My fingers hovered over the keyboard, ready to press the request key. I remember thinking about my friends’ brother, “I wonder if he went on to do something with all of that creativity?”
And then it hit me. He had. He had changed me!
I had cultivated the wisdom I had garnered from him as a child and put it to daily use in my life.
Without even trying, this creative boy next door, had become my lifetime guide, mentor and window into true creativity.
He is primarily the reason why I have been so comfortable redecorating first, the bedrooms of my youth, then apartments and houses I have lived in and taken on the responsibilities of designing dormitory living and eating environments at a major university, reimagining the youth rooms and preschool indoor and outdoor spaces at my church.
No, I am not a designer, architect, artist or any of those things. I create simply because it makes me happy and I have the wisdom of a neighborhood boy to thank for that.
So now my challenge is to dismantle the remainder of my “collection” of wisdom and begin the process of “cultivating” it purposefully in my own garden.
Maybe I will discover many more positive stories of wisdom seed planting in my life than I realize.
Maybe the pedestals I imagine are not as plentiful in my life and my wisdom garden is full of beautiful blooming flowers, breathtaking buildings and simple, joyous people. I’d like to think that’s the case, but I’m imagining, much like cleaning out my closets, I won’t remember why I collected a lot of the wisdom that is there.
I guess that’s the way life and wisdom intertwine. Maybe it just takes some years to figure it out.

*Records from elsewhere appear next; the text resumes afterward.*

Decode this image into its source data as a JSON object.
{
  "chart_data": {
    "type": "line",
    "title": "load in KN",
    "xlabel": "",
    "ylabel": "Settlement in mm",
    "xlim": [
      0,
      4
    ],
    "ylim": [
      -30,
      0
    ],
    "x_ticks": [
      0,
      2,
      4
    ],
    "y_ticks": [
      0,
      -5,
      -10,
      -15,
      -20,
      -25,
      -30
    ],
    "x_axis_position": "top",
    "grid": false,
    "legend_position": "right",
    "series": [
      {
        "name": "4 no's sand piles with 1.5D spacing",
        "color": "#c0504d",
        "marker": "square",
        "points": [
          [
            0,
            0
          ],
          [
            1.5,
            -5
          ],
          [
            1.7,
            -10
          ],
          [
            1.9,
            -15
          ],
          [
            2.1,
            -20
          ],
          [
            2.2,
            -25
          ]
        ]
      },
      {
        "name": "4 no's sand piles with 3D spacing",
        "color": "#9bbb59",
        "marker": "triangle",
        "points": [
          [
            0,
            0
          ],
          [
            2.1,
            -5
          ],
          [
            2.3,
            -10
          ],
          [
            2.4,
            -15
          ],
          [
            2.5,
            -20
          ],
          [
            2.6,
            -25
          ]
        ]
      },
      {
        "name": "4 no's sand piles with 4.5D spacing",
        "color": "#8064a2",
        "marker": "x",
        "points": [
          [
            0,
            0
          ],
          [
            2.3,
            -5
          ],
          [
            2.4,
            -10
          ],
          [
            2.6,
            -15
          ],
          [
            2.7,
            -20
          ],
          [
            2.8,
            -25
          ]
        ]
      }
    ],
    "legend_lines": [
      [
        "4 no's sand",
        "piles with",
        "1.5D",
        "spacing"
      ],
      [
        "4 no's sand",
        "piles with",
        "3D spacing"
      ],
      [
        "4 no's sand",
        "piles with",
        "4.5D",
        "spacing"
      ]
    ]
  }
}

To wipe away the film that keeps us from remembering the innocence of childhood, when it was as simple as a boys bedroom and before it became so very complicated.
But it is my hope that as I move from a “collector” to a “cultivator of wisdom” that I am more mindful to plant it, tend it and weed it, so that it grows into something that I use, day in and day out, until there is nothing left.
May you find much success in the journey to “cultivate wisdom” in your own lives and know I will be here, garden tools at the ready, to support you.